Local travel puts Canadian hotels on strong track: CBRE

Locals are helping to soften the blow from a slowdown in US tourism
Local travel puts Canadian hotels on strong track: CBRE

Local travel has helped to offset a slowdown in US tourism, putting Canadian hotels on track to surpass expectations according to the CBRE Hotels Canada Industry 2026 Outlook report.

According to CBRE Hotels senior vice president Nicole Nguyen, month-over-month and year-to-date data through July revealed a stronger than anticipated pace of average daily rate growth, although occupancy was relatively flat. In the next three years, key hotel market indicators revenue per available room (RevPAR), average daily rate, and occupancy are expected to be stable.

In most Canadian markets, RevPAR is set to remain positive in the next year, with the rate expected to be 2-4 percent higher than the RevPAR for most markets in 2025 and reverting to pre-pandemic levels. National occupancy is predicted to tick up by no more than 66 percent from 2025 to 2027; ADR is forecast to increase to $216 and $221 in 2026 and 2027, respectively.

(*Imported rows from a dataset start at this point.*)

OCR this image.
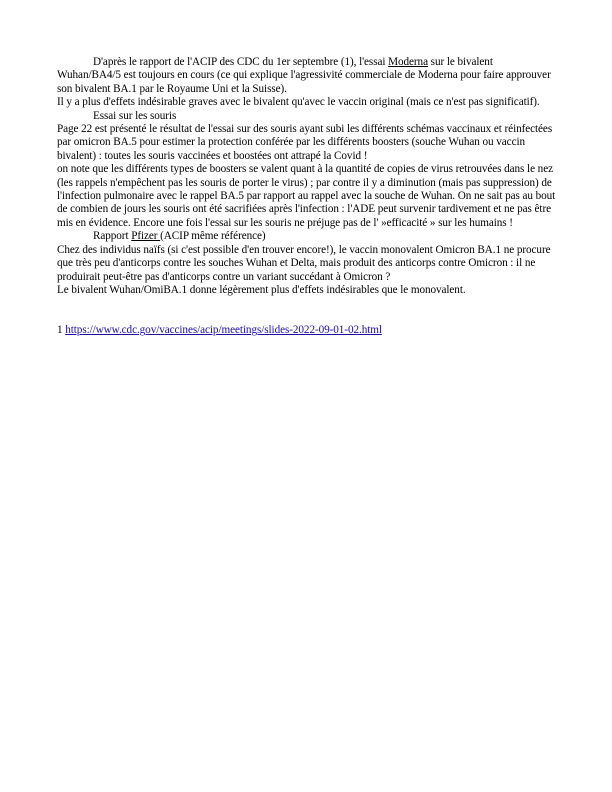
D'après le rapport de l'ACIP des CDC du 1er septembre (1), l'essai Moderna sur le bivalent Wuhan/BA4/5 est toujours en cours (ce qui explique l'agressivité commerciale de Moderna pour faire approuver son bivalent BA.1 par le Royaume Uni et la Suisse).

Il y a plus d'effets indésirable graves avec le bivalent qu'avec le vaccin original (mais ce n'est pas significatif).

Essai sur les souris

Page 22 est présenté le résultat de l'essai sur des souris ayant subi les différents schémas vaccinaux et réinfectées par omicron BA.5 pour estimer la protection conférée par les différents boosters (souche Wuhan ou vaccin bivalent) : toutes les souris vaccinées et boostées ont attrapé la Covid !

on note que les différents types de boosters se valent quant à la quantité de copies de virus retrouvées dans le nez (les rappels n'empêchent pas les souris de porter le virus) ; par contre il y a diminution (mais pas suppression) de l'infection pulmonaire avec le rappel BA.5 par rapport au rappel avec la souche de Wuhan. On ne sait pas au bout de combien de jours les souris ont été sacrifiées après l'infection : l'ADE peut survenir tardivement et ne pas être mis en évidence. Encore une fois l'essai sur les souris ne préjuge pas de l' »efficacité » sur les humains !

Rapport Pfizer (ACIP même référence)

Chez des individus naïfs (si c'est possible d'en trouver encore!), le vaccin monovalent Omicron BA.1 ne procure que très peu d'anticorps contre les souches Wuhan et Delta, mais produit des anticorps contre Omicron : il ne produirait peut-être pas d'anticorps contre un variant succédant à Omicron ?

Le bivalent Wuhan/OmiBA.1 donne légèrement plus d'effets indésirables que le monovalent.

1 https://www.cdc.gov/vaccines/acip/meetings/slides-2022-09-01-02.html
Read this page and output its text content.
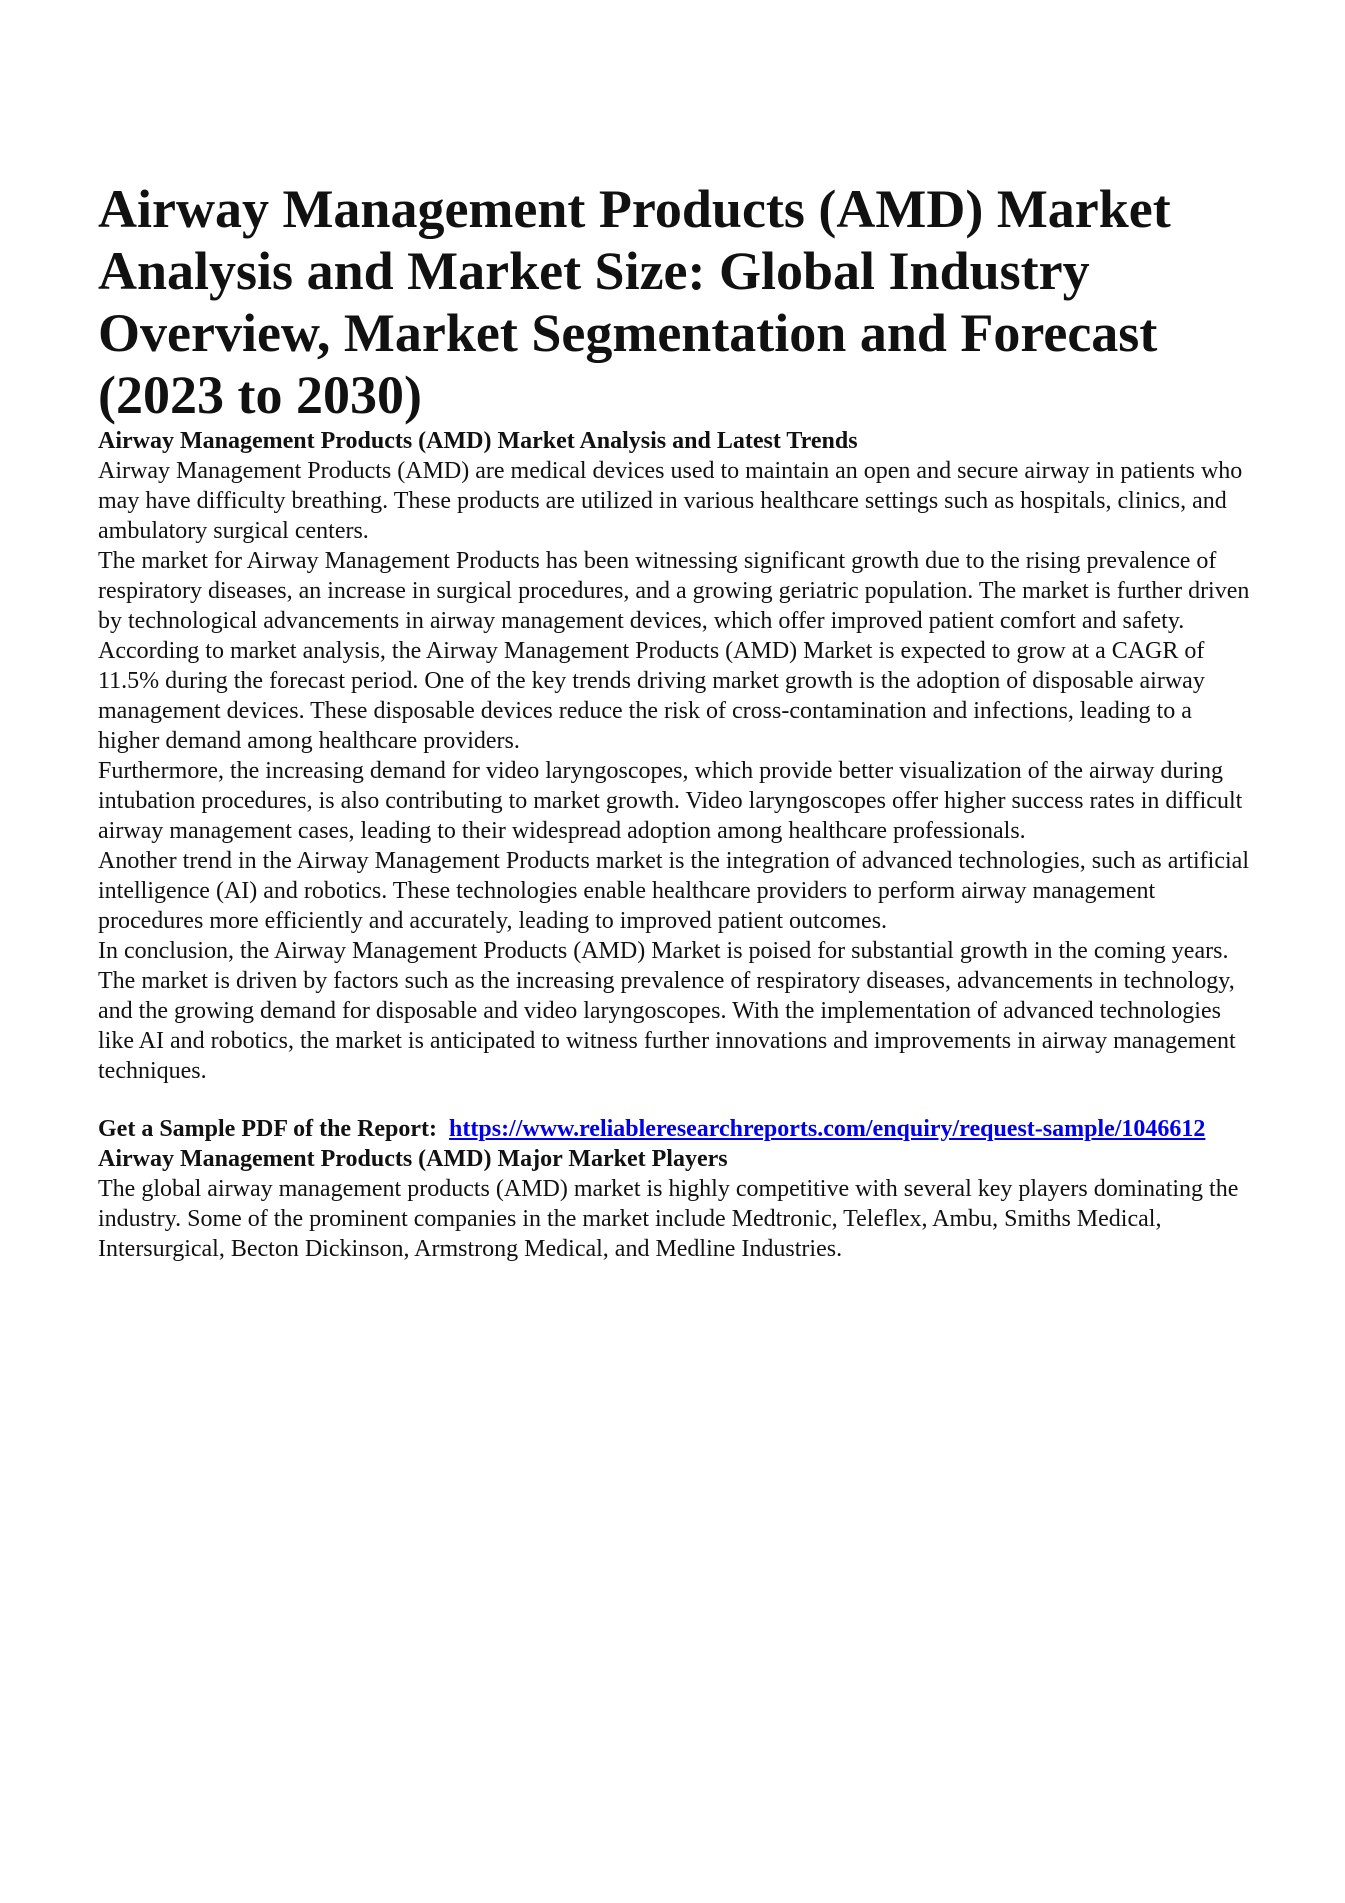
Airway Management Products (AMD) Market Analysis and Market Size: Global Industry Overview, Market Segmentation and Forecast (2023 to 2030)
Airway Management Products (AMD) Market Analysis and Latest Trends

Airway Management Products (AMD) are medical devices used to maintain an open and secure airway in patients who may have difficulty breathing. These products are utilized in various healthcare settings such as hospitals, clinics, and ambulatory surgical centers.

The market for Airway Management Products has been witnessing significant growth due to the rising prevalence of respiratory diseases, an increase in surgical procedures, and a growing geriatric population. The market is further driven by technological advancements in airway management devices, which offer improved patient comfort and safety.

According to market analysis, the Airway Management Products (AMD) Market is expected to grow at a CAGR of 11.5% during the forecast period. One of the key trends driving market growth is the adoption of disposable airway management devices. These disposable devices reduce the risk of cross-contamination and infections, leading to a higher demand among healthcare providers.

Furthermore, the increasing demand for video laryngoscopes, which provide better visualization of the airway during intubation procedures, is also contributing to market growth. Video laryngoscopes offer higher success rates in difficult airway management cases, leading to their widespread adoption among healthcare professionals.

Another trend in the Airway Management Products market is the integration of advanced technologies, such as artificial intelligence (AI) and robotics. These technologies enable healthcare providers to perform airway management procedures more efficiently and accurately, leading to improved patient outcomes.

In conclusion, the Airway Management Products (AMD) Market is poised for substantial growth in the coming years. The market is driven by factors such as the increasing prevalence of respiratory diseases, advancements in technology, and the growing demand for disposable and video laryngoscopes. With the implementation of advanced technologies like AI and robotics, the market is anticipated to witness further innovations and improvements in airway management techniques.

Get a Sample PDF of the Report: https://www.reliableresearchreports.com/enquiry/request-sample/1046612
Airway Management Products (AMD) Major Market Players

The global airway management products (AMD) market is highly competitive with several key players dominating the industry. Some of the prominent companies in the market include Medtronic, Teleflex, Ambu, Smiths Medical, Intersurgical, Becton Dickinson, Armstrong Medical, and Medline Industries.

However, coming economic concerns could stifle the demand for business and leisure travel. Domestic air passenger data has been flat year over year while drive travel increased; this reflected a cutdown in travel budgets, Nguyen said.

A Conference Board of Canada survey recently revealed that many respondents listed financial concerns as the main reason they did not or were reluctant to go on overnight vacations.

“Canadians want to continue supporting the domestic industry and most are less enthusiastic about going to the US. But at some point, if the economic tap turns off, then that patriotic travel will decline as well because all travel, domestic and international, will become a luxury,” she said in a statement.

Nonetheless, the upcoming FIFA World Cup is set to ramp up local tourism as the tournament will see four matches take place in Vancouver, while six are played in Toronto. The event is expected to help with hotel rate compression, causing room rates to increase more than usual.

“People will be reintroduced to the idea of Canada as a destination, so from a long-term legacy growth perspective it’s positive. They might not spend the travel dollars in 2026, but maybe they come in 2027 or 2028,” Nguyen said.

She added that hotel supply is predicted to increased by 1.5 and 2.1 percent in 2026 and 2027, respectively.